Au cirque des âmes, or the circus of souls, opens with a child’s musical box (but not with notes to bring any sense of pleasure or joy) before Bouillette’s distinctly dark violin is introduced. Of course, I do not understand the vocals, but this track is, to me, a musical interpretation of a personal nightmare, perhaps that of the fear of the unknown to come. All instrumentation is distinctly doom-laden, and I found it a curiosity when I first heard it, but, again, in the context this review is being written in makes a whole lot more sense. It is not the type of track you would play to your polite guests at a dinner party to cheer them all up, but it is very darkly effective.

En guidant les hussards (guiding the hussars) has an introduction on the drums which reminds one very strongly of Assassing from Fugazi. As the track develops, I hear Notre Dames mentioned lyrically, and can only assume some spiritual element behind the lyrics. The smoky and jazzy saxophone solo is deeply impressive, and the sense of doom in the chords which underlie this are again palpable. I like this track a great deal. It is very dark and very effective, with some sensitive synths trying, but failing, to lift the core music.

The title track follows. It has a raw and stripped-back feel to it, and the varying noises and exceptional guitar pulls have a distinct liturgical feel to them. It doesn’t sound a great deal like Radiohead, but it does, to these ears, have that same sense of rock direction that band took after the electronic experimentation of Kid A and Amnesiac, and I do like the growing intensity of the guitar as the track develops.
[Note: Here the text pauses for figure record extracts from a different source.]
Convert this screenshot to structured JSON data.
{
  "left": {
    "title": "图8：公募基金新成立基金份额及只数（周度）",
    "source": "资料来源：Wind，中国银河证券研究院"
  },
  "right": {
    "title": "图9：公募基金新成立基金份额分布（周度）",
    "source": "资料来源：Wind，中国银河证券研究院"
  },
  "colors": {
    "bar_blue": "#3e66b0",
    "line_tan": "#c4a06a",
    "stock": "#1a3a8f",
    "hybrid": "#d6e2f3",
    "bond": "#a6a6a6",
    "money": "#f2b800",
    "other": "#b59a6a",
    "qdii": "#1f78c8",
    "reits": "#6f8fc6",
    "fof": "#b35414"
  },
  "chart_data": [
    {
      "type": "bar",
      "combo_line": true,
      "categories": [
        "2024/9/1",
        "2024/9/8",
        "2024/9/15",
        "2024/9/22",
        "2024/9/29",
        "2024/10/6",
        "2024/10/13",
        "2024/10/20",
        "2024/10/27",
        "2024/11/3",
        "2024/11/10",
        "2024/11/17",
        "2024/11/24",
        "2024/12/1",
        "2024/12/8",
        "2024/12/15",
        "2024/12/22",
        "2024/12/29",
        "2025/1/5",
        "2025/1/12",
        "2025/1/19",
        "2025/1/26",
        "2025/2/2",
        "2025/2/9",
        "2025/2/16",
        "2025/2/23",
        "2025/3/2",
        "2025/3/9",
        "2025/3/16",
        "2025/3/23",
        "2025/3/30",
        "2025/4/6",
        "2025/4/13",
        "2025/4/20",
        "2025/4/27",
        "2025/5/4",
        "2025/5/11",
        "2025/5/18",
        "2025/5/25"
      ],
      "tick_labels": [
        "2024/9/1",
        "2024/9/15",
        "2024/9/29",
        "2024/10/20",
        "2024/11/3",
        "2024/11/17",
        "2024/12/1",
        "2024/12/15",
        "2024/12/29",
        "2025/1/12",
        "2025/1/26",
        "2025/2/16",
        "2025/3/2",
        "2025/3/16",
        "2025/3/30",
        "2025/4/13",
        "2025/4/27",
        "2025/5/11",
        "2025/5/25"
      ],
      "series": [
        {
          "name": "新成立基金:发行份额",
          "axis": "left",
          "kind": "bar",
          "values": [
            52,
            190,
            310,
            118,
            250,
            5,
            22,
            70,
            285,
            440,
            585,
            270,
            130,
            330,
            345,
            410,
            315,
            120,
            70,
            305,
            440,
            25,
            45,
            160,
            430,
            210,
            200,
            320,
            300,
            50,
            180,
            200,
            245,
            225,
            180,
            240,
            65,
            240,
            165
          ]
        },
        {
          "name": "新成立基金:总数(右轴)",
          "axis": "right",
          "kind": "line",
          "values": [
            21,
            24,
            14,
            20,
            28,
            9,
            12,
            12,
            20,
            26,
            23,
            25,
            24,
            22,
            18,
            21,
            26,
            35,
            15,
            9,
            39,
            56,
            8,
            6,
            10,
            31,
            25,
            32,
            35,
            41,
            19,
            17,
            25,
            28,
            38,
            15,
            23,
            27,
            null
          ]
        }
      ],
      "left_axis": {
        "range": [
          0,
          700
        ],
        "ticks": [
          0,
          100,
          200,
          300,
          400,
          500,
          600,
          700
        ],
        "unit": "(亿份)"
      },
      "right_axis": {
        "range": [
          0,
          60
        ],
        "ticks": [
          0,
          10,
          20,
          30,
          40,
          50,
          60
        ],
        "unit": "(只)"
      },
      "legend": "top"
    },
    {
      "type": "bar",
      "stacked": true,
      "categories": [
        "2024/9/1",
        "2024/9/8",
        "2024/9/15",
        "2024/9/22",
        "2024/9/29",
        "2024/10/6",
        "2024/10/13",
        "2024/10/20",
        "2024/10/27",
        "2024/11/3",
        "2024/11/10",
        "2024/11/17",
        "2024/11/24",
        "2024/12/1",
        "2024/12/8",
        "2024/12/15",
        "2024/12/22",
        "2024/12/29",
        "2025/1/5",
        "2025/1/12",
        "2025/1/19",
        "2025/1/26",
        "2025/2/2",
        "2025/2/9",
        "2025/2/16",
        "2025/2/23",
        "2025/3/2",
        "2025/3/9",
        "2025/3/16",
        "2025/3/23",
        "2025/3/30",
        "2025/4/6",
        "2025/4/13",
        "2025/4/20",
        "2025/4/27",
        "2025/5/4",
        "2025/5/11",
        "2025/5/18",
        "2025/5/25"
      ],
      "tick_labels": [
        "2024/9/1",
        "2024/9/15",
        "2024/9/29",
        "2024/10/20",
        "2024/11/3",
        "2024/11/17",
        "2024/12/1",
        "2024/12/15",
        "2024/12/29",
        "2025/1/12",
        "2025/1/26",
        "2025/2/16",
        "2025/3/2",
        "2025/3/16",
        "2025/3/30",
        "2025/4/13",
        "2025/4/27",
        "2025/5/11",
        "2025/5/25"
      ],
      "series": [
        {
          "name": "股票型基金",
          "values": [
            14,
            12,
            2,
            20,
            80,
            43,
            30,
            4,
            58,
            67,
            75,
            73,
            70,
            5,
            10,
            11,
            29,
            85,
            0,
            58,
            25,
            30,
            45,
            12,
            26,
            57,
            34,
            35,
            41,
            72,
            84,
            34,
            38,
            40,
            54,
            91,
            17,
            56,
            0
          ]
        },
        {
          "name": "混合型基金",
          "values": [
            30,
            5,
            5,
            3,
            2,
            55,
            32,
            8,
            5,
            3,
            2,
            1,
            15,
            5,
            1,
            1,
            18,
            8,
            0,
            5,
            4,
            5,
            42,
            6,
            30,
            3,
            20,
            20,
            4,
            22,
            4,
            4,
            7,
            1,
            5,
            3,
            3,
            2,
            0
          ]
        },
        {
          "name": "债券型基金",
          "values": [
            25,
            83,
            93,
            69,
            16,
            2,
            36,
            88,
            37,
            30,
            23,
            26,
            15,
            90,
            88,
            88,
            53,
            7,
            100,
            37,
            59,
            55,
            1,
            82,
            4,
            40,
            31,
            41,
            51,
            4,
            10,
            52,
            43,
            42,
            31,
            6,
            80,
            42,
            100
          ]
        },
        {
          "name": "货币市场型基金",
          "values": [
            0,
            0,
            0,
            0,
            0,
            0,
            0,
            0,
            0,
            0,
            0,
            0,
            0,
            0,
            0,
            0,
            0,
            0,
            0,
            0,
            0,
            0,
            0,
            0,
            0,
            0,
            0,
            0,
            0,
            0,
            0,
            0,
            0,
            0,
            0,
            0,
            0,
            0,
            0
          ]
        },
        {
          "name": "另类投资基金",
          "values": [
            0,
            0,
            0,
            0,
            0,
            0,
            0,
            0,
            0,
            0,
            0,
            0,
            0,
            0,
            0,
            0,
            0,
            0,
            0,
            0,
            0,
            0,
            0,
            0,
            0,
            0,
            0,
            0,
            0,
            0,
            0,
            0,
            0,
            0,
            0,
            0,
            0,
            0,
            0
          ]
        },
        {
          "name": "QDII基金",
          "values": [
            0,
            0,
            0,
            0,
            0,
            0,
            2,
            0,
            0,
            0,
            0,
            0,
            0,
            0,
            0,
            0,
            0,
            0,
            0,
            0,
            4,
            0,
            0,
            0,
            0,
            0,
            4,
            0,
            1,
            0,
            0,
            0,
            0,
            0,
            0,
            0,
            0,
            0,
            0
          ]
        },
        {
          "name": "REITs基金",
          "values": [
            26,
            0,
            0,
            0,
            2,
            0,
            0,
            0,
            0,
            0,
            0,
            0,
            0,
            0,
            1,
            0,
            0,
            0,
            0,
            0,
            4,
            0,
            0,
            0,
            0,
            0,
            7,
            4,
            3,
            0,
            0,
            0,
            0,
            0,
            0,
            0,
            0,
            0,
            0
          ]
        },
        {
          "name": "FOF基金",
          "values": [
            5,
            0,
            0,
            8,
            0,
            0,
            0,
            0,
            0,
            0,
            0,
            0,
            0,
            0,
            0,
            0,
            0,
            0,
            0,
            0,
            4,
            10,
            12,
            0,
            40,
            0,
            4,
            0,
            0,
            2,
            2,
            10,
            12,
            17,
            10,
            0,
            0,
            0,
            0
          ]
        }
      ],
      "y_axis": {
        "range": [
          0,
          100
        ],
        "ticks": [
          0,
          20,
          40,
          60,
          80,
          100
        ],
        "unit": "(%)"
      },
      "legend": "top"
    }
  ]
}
Dans la couche du diable (in the devil’s bed) halfway through has the most achingly fragile guitar solo, and the musical feel of this track is very much more sensitive than much of what preceded it, almost as if it is a form of confessional. When the denouement begins in an explosion of sound with a frightening guitar scream set against some more very low-key keyboard chords, the regret and anger spills over and out.

The album closes with Marasmes et decadence, which I take to mean societal degradation achieved via decadence (a very common thought amongst many philosophical political commentators these days in the west), opens up with a distinct melancholic piano and sampled violin effects adding to the sense of doom, and the vocals when they kick in do not dispel this, with a very simple guitar chord adding to this, and the bass of Beggs motoring along. A minute and a half out, the track explodes into a more recognisable rock track, and the guitar solo is particularly strong here, deeply emotional, and almost raging against the world in a final bout of energy. I’m alive, and I want to stay that way.

It is the case that this is not the review I would have written a few weeks ago. Whilst the bare notes that I always set out on the first three listens are pretty much the same, the contextual adding of more detailed words and thoughts have clearly been impacted by the news we have been provided with, and I have to say that much of what is going on in this album makes far more sense in the light of Eric’s illness (I was not aware he was ill) and subsequent passing. Rather than merely talking about a sense of doom and dystopia, the whole album feels and sounds like that of a passionate man and his friends and bandmates making a statement of life. That burning of energy and passion in the face of that inevitability.

Whatever the context, though, this is a good album. It is never anything less than interesting, and certainly as a musical legacy has much to commend it.